Tesseract OCR - Released as Open Source - Greg's Cool [Insert Clever Name] of the Day

Wednesday, September 06, 2006

Tesseract OCR - Released as Open Source

"We wanted to let you all know that a few months ago we quietly released - or actually re-released - an Optical Character Recognition (OCR) engine into open source. You might wonder why Google is interested in OCR? In a nutshell, we are all about making information available to users, and when this information is in a paper document, OCR is the process by which we can convert the pages of this document into text that can then be used for indexing.

This particular OCR engine, called Tesseract, was in fact not originally developed at Google! It was developed at Hewlett Packard Laboratories between 1985 and 1995....
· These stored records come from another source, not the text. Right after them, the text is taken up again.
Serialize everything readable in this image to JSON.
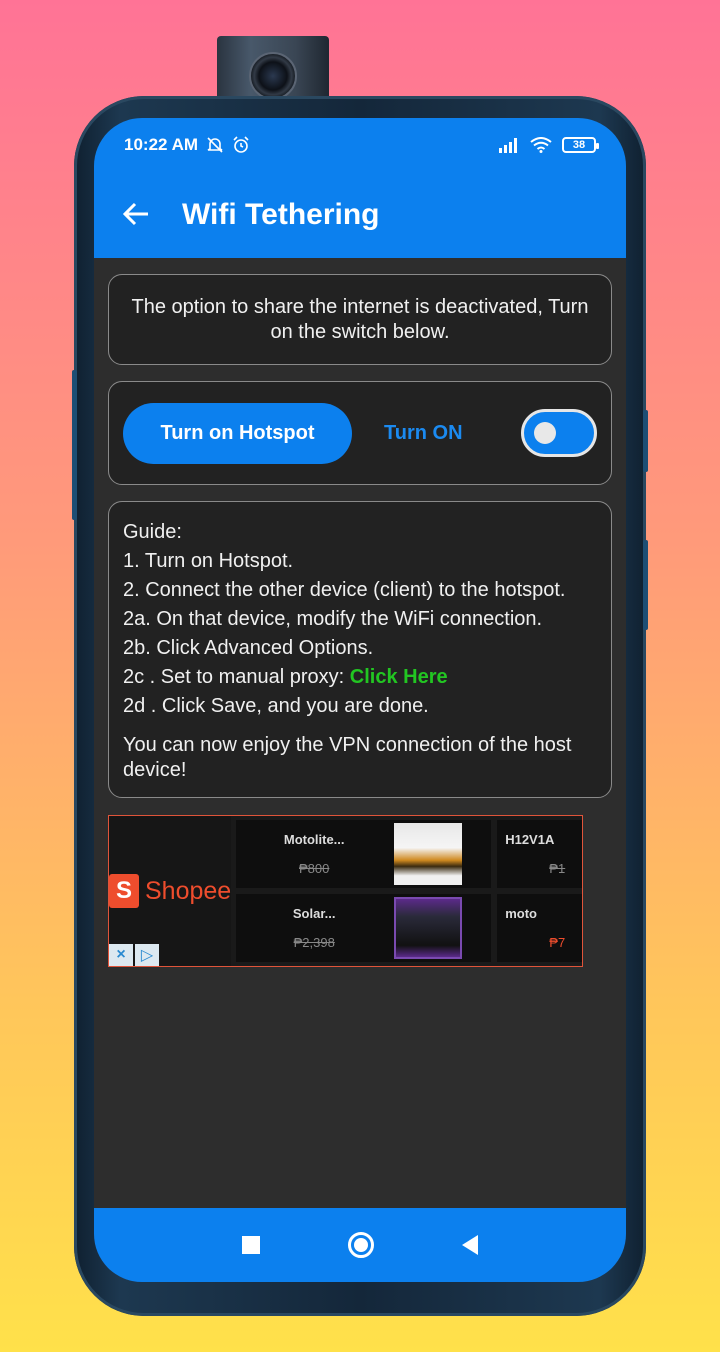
{
  "status_bar": {
    "time": "10:22 AM",
    "battery": "38",
    "icons": [
      "bell-off-icon",
      "alarm-icon",
      "signal-icon",
      "wifi-icon",
      "battery-icon"
    ]
  },
  "app_bar": {
    "title": "Wifi Tethering",
    "back_icon": "back-arrow-icon"
  },
  "notice": {
    "text": "The option to share the internet is deactivated, Turn on the switch below."
  },
  "controls": {
    "hotspot_button": "Turn on Hotspot",
    "state_label": "Turn ON",
    "toggle_on": true
  },
  "guide": {
    "heading": "Guide:",
    "steps": [
      "1. Turn on Hotspot.",
      "2. Connect the other device (client) to the hotspot.",
      "2a. On that device, modify the WiFi connection.",
      "2b. Click Advanced Options.",
      "2c . Set to manual proxy:",
      "2d . Click Save, and you are done."
    ],
    "link": "Click Here",
    "footer": "You can now enjoy the VPN connection of the host device!"
  },
  "ad": {
    "brand": "Shopee",
    "brand_letter": "S",
    "tiles": [
      {
        "name": "Motolite...",
        "price": "₱800"
      },
      {
        "name": "H12V1A",
        "price": "₱1"
      },
      {
        "name": "Solar...",
        "price": "₱2,398"
      },
      {
        "name": "moto",
        "price": "₱7"
      }
    ],
    "close_icon": "×",
    "adchoices_icon": "▷"
  },
  "colors": {
    "accent": "#0c80ee",
    "link_green": "#22c522",
    "background": "#2d2d2d",
    "shopee": "#ee4d2d"
  }
}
...A few things to know about Tesseract OCR: for now it only supports the English language, and does not include a page layout analysis module (yet), so it will perform poorly on multi-column material. It also doesn't do well on grayscale and color documents, and it's not nearly as accurate as some of the best commercial OCR packages out there. Yet, as far as we know, despite its shortcomings, Tesseract is far more accurate than any other Open Source OCR package out there..."

This could be an interesting project...

Currently the SourceForge download doesn't include a binary and won't compile for me (it seems to me missing a ccutil\mfcpch.cpp?) and I don't have the bandwidth to CVS the source.

Still now with Google behind it, I'm adding this project to my watch list...

(via TheMadAdmin - Google Open Sources an OCR program.)